A Point in Time Count in April revealed that 6.6 out of every 1,000 people in Juneau are homeless, the highest rate in the state. Leaf recounted numerous incidents of homeless being kicked out of places they’re trying to sleep, and said that having both JPD and CCFR embrace Bell’s gifts is a meaningful gesture.
“It means a lot when you accept this … for these guys that have almost no hope,” Leaf said.
With his artwork, Bell looks to restore some of that hope. His crosses hang in buildings in town including Polaris House and The Glory Hole. His craft dates back to about 20 years ago, when he was riding the M/V LeConte and he noticed a piece of art made from rope.
He still remembers the small anchors that hung from the corners of the artwork and thinking to himself that he could do that. He stared at the piece and studied it, then simply taught himself how to do it. Now, he can make a large cross in about eight hours.
Bell is a member of the Russian Orthodox church, and his faith is important to him. He said he’s fascinated in all religions, and hopes that other homeless people can draw inspiration from seeing his work and seeing him give it as a gift.

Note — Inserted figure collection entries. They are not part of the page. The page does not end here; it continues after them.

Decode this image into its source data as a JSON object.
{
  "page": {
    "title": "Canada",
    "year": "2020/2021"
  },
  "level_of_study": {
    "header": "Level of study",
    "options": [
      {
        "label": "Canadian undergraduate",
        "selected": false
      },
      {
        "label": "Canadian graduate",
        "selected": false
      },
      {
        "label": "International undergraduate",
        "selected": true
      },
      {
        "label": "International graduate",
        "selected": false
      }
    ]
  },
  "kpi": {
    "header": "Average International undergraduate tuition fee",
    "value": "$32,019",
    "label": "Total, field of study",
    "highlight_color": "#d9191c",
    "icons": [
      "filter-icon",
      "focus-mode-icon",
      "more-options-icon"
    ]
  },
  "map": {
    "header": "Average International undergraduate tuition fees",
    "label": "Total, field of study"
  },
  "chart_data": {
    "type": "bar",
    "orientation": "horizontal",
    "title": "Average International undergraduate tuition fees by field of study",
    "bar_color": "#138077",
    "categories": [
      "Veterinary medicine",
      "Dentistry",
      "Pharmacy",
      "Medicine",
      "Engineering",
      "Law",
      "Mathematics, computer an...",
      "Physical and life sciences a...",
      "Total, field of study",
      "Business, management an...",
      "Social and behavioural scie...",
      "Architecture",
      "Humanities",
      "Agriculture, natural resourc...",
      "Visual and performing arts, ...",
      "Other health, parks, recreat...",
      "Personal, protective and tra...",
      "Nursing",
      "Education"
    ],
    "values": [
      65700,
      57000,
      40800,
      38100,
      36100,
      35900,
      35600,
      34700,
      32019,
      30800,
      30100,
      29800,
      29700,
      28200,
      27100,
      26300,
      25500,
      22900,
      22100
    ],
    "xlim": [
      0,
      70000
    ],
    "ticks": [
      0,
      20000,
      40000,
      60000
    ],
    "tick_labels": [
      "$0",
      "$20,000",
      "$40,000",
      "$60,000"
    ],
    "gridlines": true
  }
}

He’s gone to jail multiple times, he said, but that hasn’t stopped him from presenting a cross to JPD and working to get along with the officers. In a larger sense, Bell hopes to improve the relationship between the homeless and law enforcement.
As he spoke to Etheridge on Monday, Bell held out his hand palm up, his fingers permanently bent from years of weaving.
“It’s time,” Etheridge said, slowly turning his hand palm-down, “to turn the page.”